When I looked at half-marathon training plans, I kept coming up with advice on how to run four to six days a week and increase mileage every week. Instead, I used my years of experience with Cooley's anemia to find what seemed feasible for me: three runs of three to four miles a week with just a long run of six miles or more every two weeks. I made sure that my longest and hardest runs coincided with the time I got my last transfusion and was physically strongest. (I'm not a doctor, so this is no advice for anyone who suffers from Cooley's anemia.) For me, after decades of getting to know my body, it just felt safest and best.)
tried to hear my body. When a blood transfusion is due, a mile feels like a very hilly 12. Some days I knew that I could safely penetrate that feeling. On other days, even the shortest runs felt too much. Those were the days when I tried to be kind to myself. While it's worth using sports as evidence that this disease does not define me, it also means that a break can feel like I've let myself down. But over-exerting when you have low hemoglobin levels can be dangerous, and I knew that my safety was most important.
Exceeding this finish line has taught me that Cooley's anemia does not stop me from running or anything else about how important it is to understand my own limitations. In the six years since then, I have run four more half marathons, and I always have this lesson with me as I chase after my runner's high.
Over time, I've gotten even better at respecting the boundaries of my body, which are fluid. Sometimes that means having an unplanned rest day or dropping it off prematurely, which made me feel beaten and frustrated. Although this disappointment still persists, it does not ruin my day as it used to, and it helps to know that I am ultimately doing the right thing for my body and mind.

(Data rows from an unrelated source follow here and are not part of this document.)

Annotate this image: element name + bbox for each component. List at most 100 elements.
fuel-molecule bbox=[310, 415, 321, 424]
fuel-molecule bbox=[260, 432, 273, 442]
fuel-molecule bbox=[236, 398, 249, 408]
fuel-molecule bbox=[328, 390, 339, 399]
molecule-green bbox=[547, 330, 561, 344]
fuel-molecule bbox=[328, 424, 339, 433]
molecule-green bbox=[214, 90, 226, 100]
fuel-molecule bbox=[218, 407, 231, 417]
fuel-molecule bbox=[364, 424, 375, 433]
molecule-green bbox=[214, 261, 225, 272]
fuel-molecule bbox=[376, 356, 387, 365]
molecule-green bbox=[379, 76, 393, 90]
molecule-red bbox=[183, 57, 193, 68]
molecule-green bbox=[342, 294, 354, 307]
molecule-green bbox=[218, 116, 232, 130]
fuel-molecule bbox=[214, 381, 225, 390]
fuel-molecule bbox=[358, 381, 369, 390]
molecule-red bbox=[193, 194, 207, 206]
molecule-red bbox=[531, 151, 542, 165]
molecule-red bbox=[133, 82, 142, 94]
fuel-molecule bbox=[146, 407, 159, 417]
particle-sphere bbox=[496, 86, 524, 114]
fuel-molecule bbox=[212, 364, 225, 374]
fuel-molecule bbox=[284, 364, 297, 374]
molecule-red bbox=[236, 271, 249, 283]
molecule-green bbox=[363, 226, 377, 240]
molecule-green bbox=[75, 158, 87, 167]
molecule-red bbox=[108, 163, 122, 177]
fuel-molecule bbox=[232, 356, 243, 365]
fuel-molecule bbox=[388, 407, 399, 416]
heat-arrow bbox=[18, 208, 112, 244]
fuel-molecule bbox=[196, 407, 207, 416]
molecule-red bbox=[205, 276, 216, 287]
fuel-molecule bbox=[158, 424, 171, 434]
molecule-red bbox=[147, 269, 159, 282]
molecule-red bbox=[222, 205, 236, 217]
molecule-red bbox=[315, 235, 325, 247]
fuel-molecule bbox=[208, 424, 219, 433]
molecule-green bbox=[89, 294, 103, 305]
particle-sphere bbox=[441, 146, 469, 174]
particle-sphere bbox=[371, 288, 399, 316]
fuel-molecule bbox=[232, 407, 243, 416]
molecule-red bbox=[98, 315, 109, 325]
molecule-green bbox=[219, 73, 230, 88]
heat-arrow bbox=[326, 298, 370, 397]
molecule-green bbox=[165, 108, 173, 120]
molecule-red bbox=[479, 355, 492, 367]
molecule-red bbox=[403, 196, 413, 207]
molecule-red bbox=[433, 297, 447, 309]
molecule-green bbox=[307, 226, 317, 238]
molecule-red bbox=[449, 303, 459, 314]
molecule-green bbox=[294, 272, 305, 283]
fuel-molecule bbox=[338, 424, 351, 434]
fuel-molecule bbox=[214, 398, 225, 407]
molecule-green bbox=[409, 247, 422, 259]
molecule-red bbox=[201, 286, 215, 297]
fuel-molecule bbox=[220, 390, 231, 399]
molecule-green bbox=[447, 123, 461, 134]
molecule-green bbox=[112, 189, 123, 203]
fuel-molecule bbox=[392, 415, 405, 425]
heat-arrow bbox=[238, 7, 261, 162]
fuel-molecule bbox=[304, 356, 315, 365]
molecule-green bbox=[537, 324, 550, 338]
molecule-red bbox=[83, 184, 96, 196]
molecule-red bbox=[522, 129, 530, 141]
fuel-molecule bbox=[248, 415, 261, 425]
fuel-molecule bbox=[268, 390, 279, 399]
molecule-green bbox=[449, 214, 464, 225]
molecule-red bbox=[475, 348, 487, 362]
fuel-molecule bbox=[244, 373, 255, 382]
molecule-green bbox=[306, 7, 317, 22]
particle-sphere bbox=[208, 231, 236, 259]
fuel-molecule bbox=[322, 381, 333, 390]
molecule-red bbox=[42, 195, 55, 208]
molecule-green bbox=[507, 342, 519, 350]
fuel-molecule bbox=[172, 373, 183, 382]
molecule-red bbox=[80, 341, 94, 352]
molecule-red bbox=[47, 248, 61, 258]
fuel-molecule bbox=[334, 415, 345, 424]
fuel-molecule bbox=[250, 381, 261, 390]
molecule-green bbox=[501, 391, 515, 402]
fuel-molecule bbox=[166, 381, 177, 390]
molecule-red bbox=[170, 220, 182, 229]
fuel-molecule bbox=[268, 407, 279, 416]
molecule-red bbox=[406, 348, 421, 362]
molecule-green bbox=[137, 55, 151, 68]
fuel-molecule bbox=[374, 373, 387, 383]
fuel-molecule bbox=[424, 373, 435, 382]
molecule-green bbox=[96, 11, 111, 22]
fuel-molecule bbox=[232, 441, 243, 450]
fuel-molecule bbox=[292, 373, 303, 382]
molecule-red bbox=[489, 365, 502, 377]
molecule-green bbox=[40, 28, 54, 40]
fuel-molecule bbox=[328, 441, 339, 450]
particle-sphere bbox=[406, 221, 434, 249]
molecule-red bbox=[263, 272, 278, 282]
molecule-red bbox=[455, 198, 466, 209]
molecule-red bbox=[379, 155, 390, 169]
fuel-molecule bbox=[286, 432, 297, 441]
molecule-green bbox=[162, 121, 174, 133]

Cooley's anemia has forced me to set one. I sincerely value my body for what it does, and at the same time accept its limitations. That way, my Cooley's anemia was actually a blessing. While it is easy for some to consider sport as a punishment, I consider it a luxury. Sitting in hospitals all my life means that I have seen many people who, unfortunately, are struggling with far more devastating circumstances than I am.
Regardless of the diagnosis noted in my medical charts, fitness has helped me prove to myself that I am healthy and capable. I run because I can and because I consider it an incredible privilege. Chronic Illness or not, when I am active, I can see how big and alive this life can be.